Lisen Adbåge (born 7 December 1982) is a Swedish illustrator, comic book writer and children's writer. She is the twin sister of Emma Adbåge, with whom she has often collaborated.

== Biography ==
Lisen Adbåge was born in 1982 and grew up in Sya in Östergötland. After high school, she attended a two-year art school in Hofors. Her work includes comics for adults and children and picture books for younger children. She has said her role models are Barbro Lindgren, Kitty Crowther, Gunna Grähs and Eva Lindström.

Among her best-known children's books are Kurt och Kio, Furan and Koko och Bosse.

She has been awarded the Elsa Beskow Plaque (2018) and Expressens Heffaklump (2021), with her sister Emma.

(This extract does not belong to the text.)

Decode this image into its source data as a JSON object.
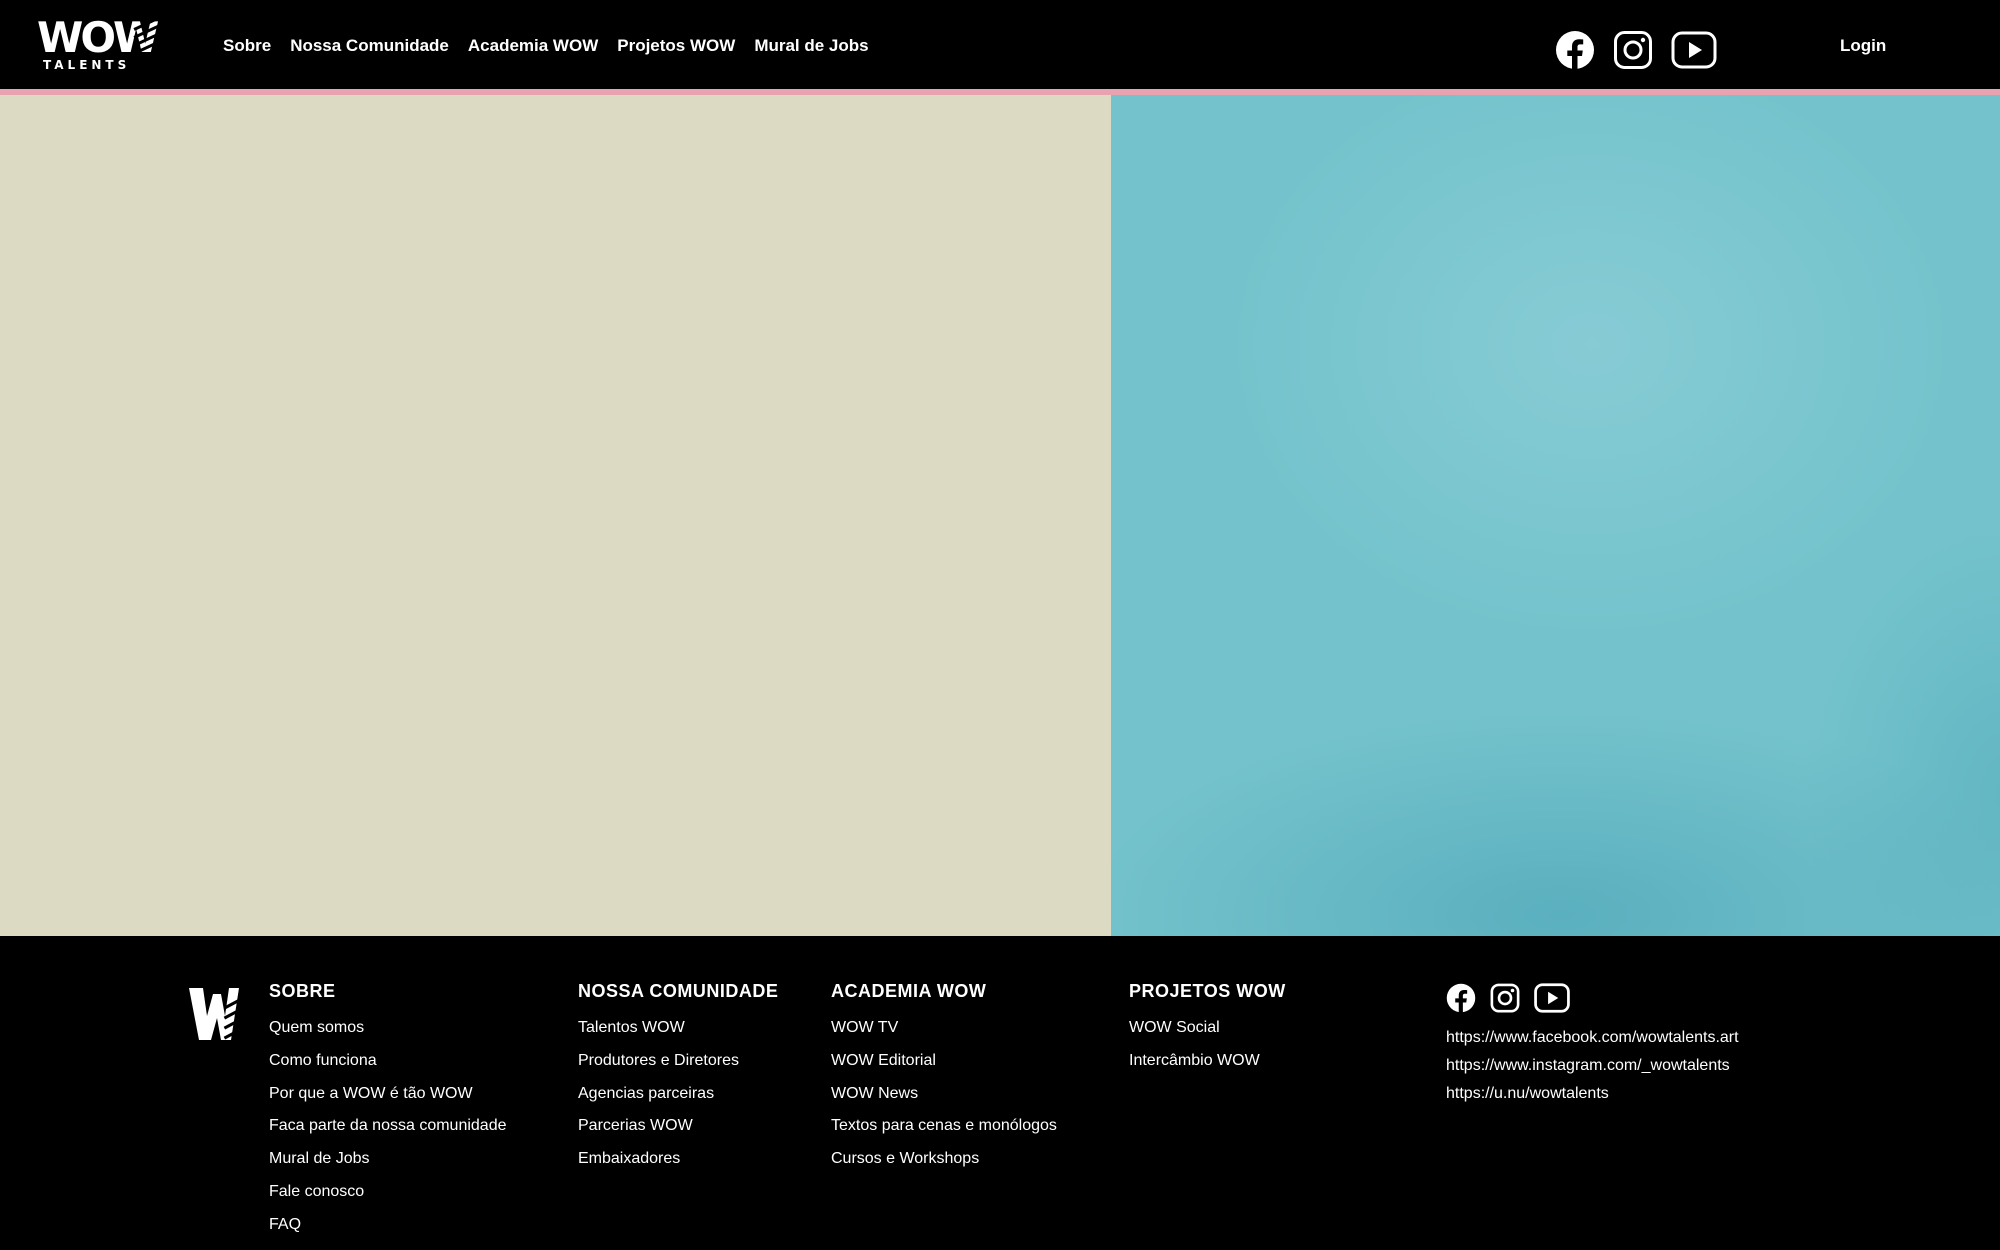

She has been described as a modernist in children's literature, following in the tradition of Astrid Lindgren in stressing the independence of young girls, protection of nature, how to resist group pressure and other similar themes. On her 2025 book Vild, Dagens Nyheter reviewer Sandra Sundqvist wrote: "It is a colourful book on the importance of courage and rebellion.

== Works ==

- Ellen och Bebis, Eriksson & Lindgren, 2001
- Myrra 7 och en kvart (with Susanne MacFie), Eriksson & Lindgren, 2003
- Myrra 8 och ett halvt (with Susanne MacFie), Eriksson & Lindgren, 2004
- När Johan vaknar en morgon är han stark! (with Petter Lidbeck), 2004
- Monster överallt! 2007 (with Mattias Danielsson)
- Kan Man..?” (with Petter Lidbeck), Bonnier-Carlsen, 2004
- En dag i prinsessan Victorias liv (with Petter Lidbeck), Bonnier-Carlsen, 2004
- Bozze - den snälla polisen (with Petter Lidbeck), Bonnier-Carlsen, 2006
- Salmiak och Spocke (with Moni Nilsson), Raben & Sjögren, 2004
- Salmiak och Hedda (with Moni Nilsson), Raben & Sjögren, 2006
- SOMMARLOV! handbok för bästa sommarlovet, Daniel Ericsson & Adam Dahlin, Raben & Sjögren, 2007
- Rosas bondgård (with Åsa Böhme), UR-förlaget, 2007
- Händiga Hanna (with Titti Knutsson), Alfabeta, 2004-2007
- Matte & Myran (with Bengt Ingelstam), Bonnier-Carlsen/Ord&Visor, 2001-2007
- ”Häftigt!”, ”Läskigt!”, ”Konstigt!” (with Mattias Danielsson), Bonnier Utbildning, 2006-2008
- "Klantigt!" (with Mattias Danielsson), Bonnier Utbildning, 2009
- "Hemligt" (with Mattias Danielsson), Bonnier Utbildning, 2010
- "Känsligt!" (with Mattias Danielsson), Bonnier Utbildning, 2011
- Erena - rebellen från silltunnan (with Bengt Ingelstam), Ord & Visor, 2007
- Konsten att vara kompis, BonnierCarlsen/KP, 2008
- Kurt & Kio vill ha koja, BonnierCarlsen, 2009
- Flickan & Presidenten (with Petter Lidbeck), Natur & Kultur, 2009
- Malte och Moa spelar golf (with Juha Saarinen), Eriksson&Lindgren, 2006
- Åke & hans ö, 2010 (with Petter Lidbeck) Natur & Kultur
- Kurt & Kio vill ha djur, Bonnier Carlsen, 2010
- Lea, 2011, Helena karlsson, Hegas förlag
- Lea och kärleken, 2011, Helena Karlsson, Hegas förlag.
- Stor-Emma, 2011 Natur & Kultur
- Koko & Bosse, 2011, Natur & Kultur
- Tio vilda hästar, 2011, Rabén & Sjögren (with Grethe Rottböll)
- Stora bebisbytet, 2012, (with Petter Lidbeck)
- HÄSTFESTEN - tio vilda hästar hittar hem, 2013 (with Grethe Rottböll)
- Koko & Bosse - törs inte! Natur & Kultur, 2013
- Stinas skatter (PIXI-bok) 2014
- PAPPA & JAG, 2014 Bonnier Carlsen (with Ulf Nilsson)
- Koko & Bosse - hinner inte!, Natur & Kultur 2015
- Stinas ljud (PIXI-bok) 2015
- TIO VILDA HÄSTAR TILL TOPPEN, Raben & Sjögren 2015 (with Grethe Rottböll)
- "Stinas trix", Bonnier Carlsen 2016
- "Läskigt!", Sanoma 2016 (c Mattias Danielsson)
- "Tre", Alfabeta 2017 (with Per Nilsson)
- "Samtidigt som" 2017
- "Tio små förskolebarn" (PIXI-bok) 2017 (förf Ulf Nilsson)
- "Tio vilda hästar firar jul, Rabén & Sjögren 2017 (with Grethe Rottböll)
- "Halsen rapar, hjärtat slår - rim för 0-100 år!" Natur & Kultur 2017 (with Emma Adbåge)
- "Frallan är bäst", Lilla Piratförlaget 2018 (with Sara Ohlsson)
- "Frallan räddar världen", Lilla Piratförlaget, 2018 (with Sara Ohlsson)
- "Frallan och kärleken", Lilla Piratförlaget, 2019 (with Sara Ohlsson)
- "Frallan har en hemlighet", Lilla Piratförlaget, 2019 (with Sara Ohlsson)
- "Dom som bestämmer", Bonnier Carlsen 2018
- Folk: Främlingar och vänner - nån du kanske känner (2019)
- "Furan", Rabén & Sjögren 2021
- "Vild", Rabén och Sjögren 2025

== Awards ==
- Rolf Wirténs kulturpris, 2017, with Emma Adbåge.